Eine theatrale Traumreise für kleine und große Schlafmützen

mit Liedern und Gedichten rund ums Schlafen und Träumen von tanzfuchs PRODUKTION
Relaxed Performance
Auftragswerk für das Theater Konstanz

20. März 2026 | 16 Uhr | Tickets

Die Relaxed Performance „La le lu“ lädt ein zu einer skurrilen, humorvollen und poetischen Reise ins Reich der Nacht. Kuschelt Euch ein, lauscht, lacht und träumt mit uns!

An der Schwelle zum Schlaf beginnt die Magie.
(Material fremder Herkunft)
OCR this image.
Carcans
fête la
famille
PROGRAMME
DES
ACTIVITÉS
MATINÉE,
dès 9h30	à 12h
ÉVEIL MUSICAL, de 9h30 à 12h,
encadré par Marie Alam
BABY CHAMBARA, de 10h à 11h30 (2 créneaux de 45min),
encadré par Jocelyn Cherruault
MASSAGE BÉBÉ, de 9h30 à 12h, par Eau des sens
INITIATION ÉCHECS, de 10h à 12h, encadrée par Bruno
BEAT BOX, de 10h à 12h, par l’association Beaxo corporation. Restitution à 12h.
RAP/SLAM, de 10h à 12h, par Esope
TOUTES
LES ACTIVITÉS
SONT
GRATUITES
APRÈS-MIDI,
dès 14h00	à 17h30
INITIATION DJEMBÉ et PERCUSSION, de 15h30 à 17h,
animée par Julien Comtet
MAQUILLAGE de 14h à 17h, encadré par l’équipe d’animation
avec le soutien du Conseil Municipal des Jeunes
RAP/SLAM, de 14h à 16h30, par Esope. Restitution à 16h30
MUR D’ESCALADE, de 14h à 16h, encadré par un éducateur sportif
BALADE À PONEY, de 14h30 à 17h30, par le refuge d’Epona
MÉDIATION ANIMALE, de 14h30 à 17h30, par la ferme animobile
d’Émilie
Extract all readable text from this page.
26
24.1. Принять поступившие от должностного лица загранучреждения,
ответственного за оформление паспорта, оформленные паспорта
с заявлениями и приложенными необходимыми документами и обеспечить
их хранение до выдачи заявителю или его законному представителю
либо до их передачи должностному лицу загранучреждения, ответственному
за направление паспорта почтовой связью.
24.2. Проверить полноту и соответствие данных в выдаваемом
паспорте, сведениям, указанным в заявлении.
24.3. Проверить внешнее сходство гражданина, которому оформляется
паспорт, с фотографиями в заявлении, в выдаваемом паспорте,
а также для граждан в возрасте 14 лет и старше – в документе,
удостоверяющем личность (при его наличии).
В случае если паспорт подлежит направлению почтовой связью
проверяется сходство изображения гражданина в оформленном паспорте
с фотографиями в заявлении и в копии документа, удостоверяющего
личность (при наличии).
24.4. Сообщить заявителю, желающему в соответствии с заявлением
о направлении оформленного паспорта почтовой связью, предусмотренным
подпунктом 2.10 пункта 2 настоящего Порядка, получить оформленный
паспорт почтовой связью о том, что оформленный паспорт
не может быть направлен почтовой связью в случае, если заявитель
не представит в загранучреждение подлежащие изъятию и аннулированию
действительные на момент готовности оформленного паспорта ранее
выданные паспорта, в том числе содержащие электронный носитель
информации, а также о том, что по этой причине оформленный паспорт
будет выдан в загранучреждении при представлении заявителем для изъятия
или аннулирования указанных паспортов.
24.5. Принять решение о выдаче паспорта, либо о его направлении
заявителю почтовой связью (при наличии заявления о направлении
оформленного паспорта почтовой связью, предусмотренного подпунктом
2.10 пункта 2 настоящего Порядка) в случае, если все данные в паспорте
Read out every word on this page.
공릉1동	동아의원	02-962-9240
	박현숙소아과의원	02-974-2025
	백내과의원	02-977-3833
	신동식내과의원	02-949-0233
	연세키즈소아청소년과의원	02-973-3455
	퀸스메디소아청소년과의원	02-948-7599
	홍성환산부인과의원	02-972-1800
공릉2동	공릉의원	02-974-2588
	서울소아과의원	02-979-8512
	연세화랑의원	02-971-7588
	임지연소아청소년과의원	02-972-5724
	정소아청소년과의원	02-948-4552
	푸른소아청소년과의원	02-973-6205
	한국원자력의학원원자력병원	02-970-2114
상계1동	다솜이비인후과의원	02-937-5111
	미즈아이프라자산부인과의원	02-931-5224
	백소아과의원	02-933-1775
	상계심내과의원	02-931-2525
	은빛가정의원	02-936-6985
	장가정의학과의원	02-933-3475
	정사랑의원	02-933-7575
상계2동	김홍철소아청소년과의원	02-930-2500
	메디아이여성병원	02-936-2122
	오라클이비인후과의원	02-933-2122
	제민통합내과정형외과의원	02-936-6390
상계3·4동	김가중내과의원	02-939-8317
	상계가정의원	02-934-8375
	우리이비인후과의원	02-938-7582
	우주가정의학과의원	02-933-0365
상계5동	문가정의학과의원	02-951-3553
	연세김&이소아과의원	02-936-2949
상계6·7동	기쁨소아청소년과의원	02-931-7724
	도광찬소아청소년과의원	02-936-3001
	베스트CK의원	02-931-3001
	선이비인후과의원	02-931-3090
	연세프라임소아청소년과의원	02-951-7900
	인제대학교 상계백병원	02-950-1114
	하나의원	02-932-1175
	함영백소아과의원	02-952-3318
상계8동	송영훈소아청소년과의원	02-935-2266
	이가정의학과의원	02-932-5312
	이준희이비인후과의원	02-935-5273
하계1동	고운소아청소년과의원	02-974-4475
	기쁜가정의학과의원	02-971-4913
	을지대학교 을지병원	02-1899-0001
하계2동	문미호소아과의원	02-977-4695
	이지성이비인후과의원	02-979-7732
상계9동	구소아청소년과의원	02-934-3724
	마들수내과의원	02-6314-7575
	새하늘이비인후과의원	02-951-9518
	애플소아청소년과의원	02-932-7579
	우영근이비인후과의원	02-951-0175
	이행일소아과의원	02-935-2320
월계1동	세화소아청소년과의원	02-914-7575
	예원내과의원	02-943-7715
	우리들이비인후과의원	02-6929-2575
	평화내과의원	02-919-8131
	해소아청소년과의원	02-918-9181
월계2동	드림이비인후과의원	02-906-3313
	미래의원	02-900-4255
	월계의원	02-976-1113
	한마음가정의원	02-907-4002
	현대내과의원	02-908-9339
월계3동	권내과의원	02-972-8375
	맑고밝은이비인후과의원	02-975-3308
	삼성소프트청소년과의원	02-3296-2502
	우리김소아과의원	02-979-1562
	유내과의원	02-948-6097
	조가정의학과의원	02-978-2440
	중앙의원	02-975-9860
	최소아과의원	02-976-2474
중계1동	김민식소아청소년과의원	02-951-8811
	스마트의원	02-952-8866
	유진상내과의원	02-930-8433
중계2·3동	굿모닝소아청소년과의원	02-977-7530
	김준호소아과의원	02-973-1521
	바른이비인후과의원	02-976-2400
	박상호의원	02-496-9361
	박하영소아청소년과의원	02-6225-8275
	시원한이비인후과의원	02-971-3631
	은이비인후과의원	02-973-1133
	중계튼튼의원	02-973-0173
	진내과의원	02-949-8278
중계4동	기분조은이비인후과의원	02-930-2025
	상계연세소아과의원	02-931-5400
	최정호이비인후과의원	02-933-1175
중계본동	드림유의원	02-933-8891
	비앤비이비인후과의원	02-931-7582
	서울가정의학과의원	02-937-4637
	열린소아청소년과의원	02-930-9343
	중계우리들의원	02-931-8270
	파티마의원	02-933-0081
Wenn sich logische Zusammenhänge auflösen, Gedanken frei umherwandern und neue Ideen entstehen, dann beginnt die Zeit, in der die Grenzen von Wirklichkeit und Traum verschwimmen und Platz ist für eine geheimnisvolle Kuschellandschaft aus schlafwandelnden Matratzen, flüsternden Schmusedecken und tanzenden Schlafsäcken. Inspiriert von Geschichten und Schlafliedern aus aller Welt entsteht eine immersive Musik- und Bewegungs-Performance rund um die vielen Facetten des Schlafens und Träumens: das leise Murmeln kurz vor dem Einschlafen, der Dämmerzustand zwischen Wachen und Träumen, die Geborgenheit von Nestern und Höhlen, und das Kichern, Glucksen und Giggeln – die Albernheit, bevor die Augen zufallen.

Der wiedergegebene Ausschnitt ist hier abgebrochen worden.